A wide variety of subspecialty electives are available to pediatric residents. Subspecialty choices are made by the resident to tailor the residency experience to meet his/her needs. All subspecialty rotations are supervised by board-certified subspecialists interested in teaching.
Our recently built high-tech simulation lab allows residents to participate in life-like scenarios to gain confidence and competence in both routine and potentially lifesaving procedures and practices. Supervised by Pediatric staff physicians and intensivists, a SIM lab curriculum is incorporated into NICU and PICU rotations.
*All lectures are considered protected time for residents and students to allow for optimal attendance during didactics. Only during instances of medically urgent scenarios are residents called away from lectures.
Held two mornings per week, this conference is directed by the senior residents and attended by full-time faculty along with residents and medical students. The focus is based on recently admitted cases. The presentations are case-based and focus on recent and/or interesting cases encountered on the Pediatric Inpatient Unit or clinic primarily.
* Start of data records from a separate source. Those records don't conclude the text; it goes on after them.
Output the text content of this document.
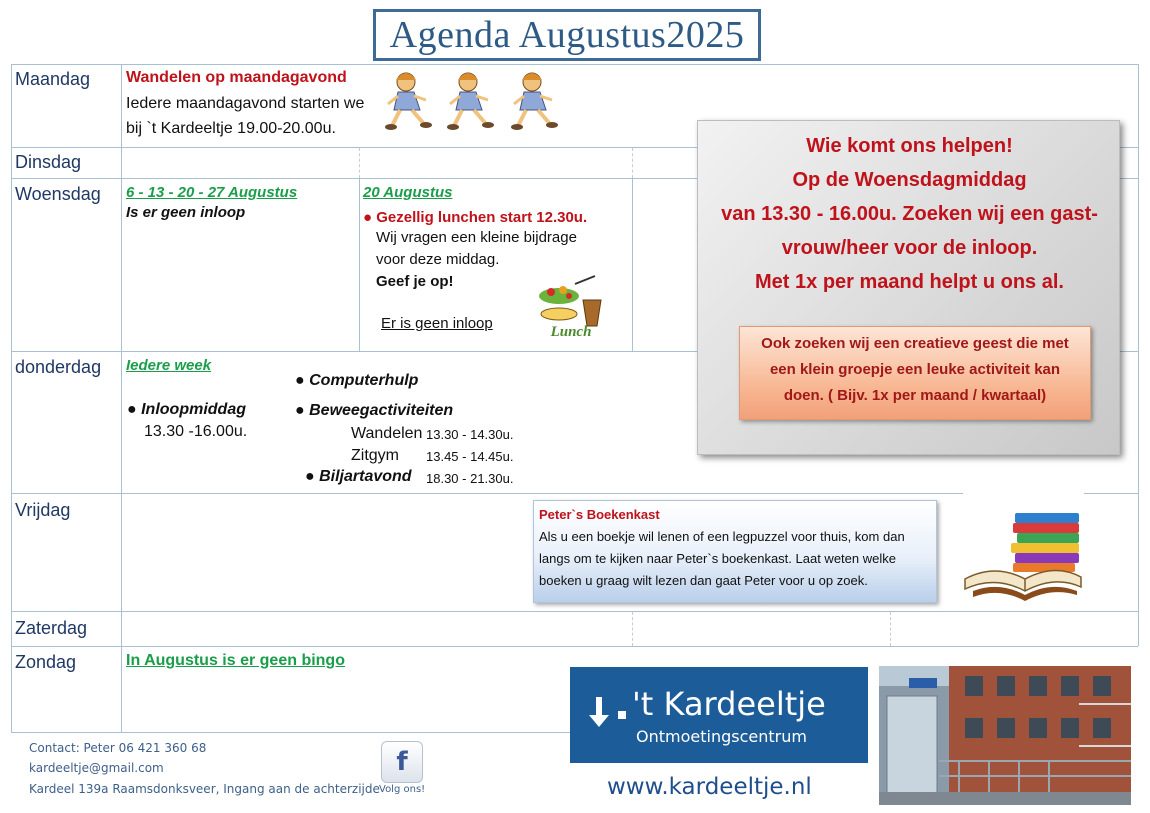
Agenda Augustus2025
Maandag
Dinsdag
Woensdag
donderdag
Vrijdag
Zaterdag
Zondag
Wandelen op maandagavond
Iedere maandagavond starten we
bij `t Kardeeltje 19.00-20.00u.
6 - 13 - 20 - 27 Augustus
Is er geen inloop
20 Augustus
● Gezellig lunchen start 12.30u.
Wij vragen een kleine bijdrage
voor deze middag.
Geef je op!
Er is geen inloop	Lunch
Iedere week
● Inloopmiddag
13.30 -16.00u.
● Computerhulp
● Beweegactiviteiten
Wandelen 13.30 - 14.30u.
Zitgym 13.45 - 14.45u.
● Biljartavond 18.30 - 21.30u.
Wie komt ons helpen!
Op de Woensdagmiddag
van 13.30 - 16.00u. Zoeken wij een gast-
vrouw/heer voor de inloop.
Met 1x per maand helpt u ons al.
Ook zoeken wij een creatieve geest die met
een klein groepje een leuke activiteit kan
doen. ( Bijv. 1x per maand / kwartaal)
Peter`s Boekenkast
Als u een boekje wil lenen of een legpuzzel voor thuis, kom dan
langs om te kijken naar Peter`s boekenkast. Laat weten welke
boeken u graag wilt lezen dan gaat Peter voor u op zoek.
In Augustus is er geen bingo
't Kardeeltje
Ontmoetingscentrum
Contact: Peter 06 421 360 68
kardeeltje@gmail.com
Kardeel 139a Raamsdonksveer, Ingang aan de achterzijde
f
Volg ons!	www.kardeeltje.nl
Tuesday Morning Pediatric Conferences
Weekly conferences are held each Tuesday morning. The first Tuesday of each month is a guest lecture by a visiting professor. On the second Tuesday of each month, there is a formal departmental meeting conducted by the Chief of the Department. At this meeting, topics relating to hospital planning, departmental changes, economic questions, etc., are discussed. These meetings are of value to the residents in preparing them for office, hospital and community responsibilities. The third Tuesday is reserved for a pediatric radiology conference. Current or recent patients with interesting imaging studies are used as a teaching point for hour-long formal instruction. Pediatric Grand Rounds occur on the fourth Tuesday of each month. Full-time and private staff discuss patients with interesting or unusual diseases. Finally, when there is a fifth Tuesday, Pediatric Tumor Board is held.
Pediatric Journal Club
We hold two types of Journal Club each month; evidence based and critical appraisal. During our Evidence Based Journal Club, the resident addresses a clinical question, in recently published literature and presents the evidence from a medical and clinically applicable standpoint. During the Critical Appraisal Journal Club, the residents learn how to properly read and evaluate journal articles.
Clinical-Pathology Conference (CPC)
During the CPC, residents discuss the differential diagnosis, work-up, findings and final diagnosis of a case assigned to them by one of our faculty members, Dr. Karen Alton. Each resident is assigned two CPCs during the 3-year residency, with the complexity corresponding to the resident’s year of training.
Teaching and Work Rounds
Work and Teaching Rounds occur daily on the infant and child units, child and adolescent units, nursery and neonatal units, and pediatric critical care units.
Noon conferences occur 4 days per week. Lecture topics cover the entire core curriculum and are presented by the teaching faculty.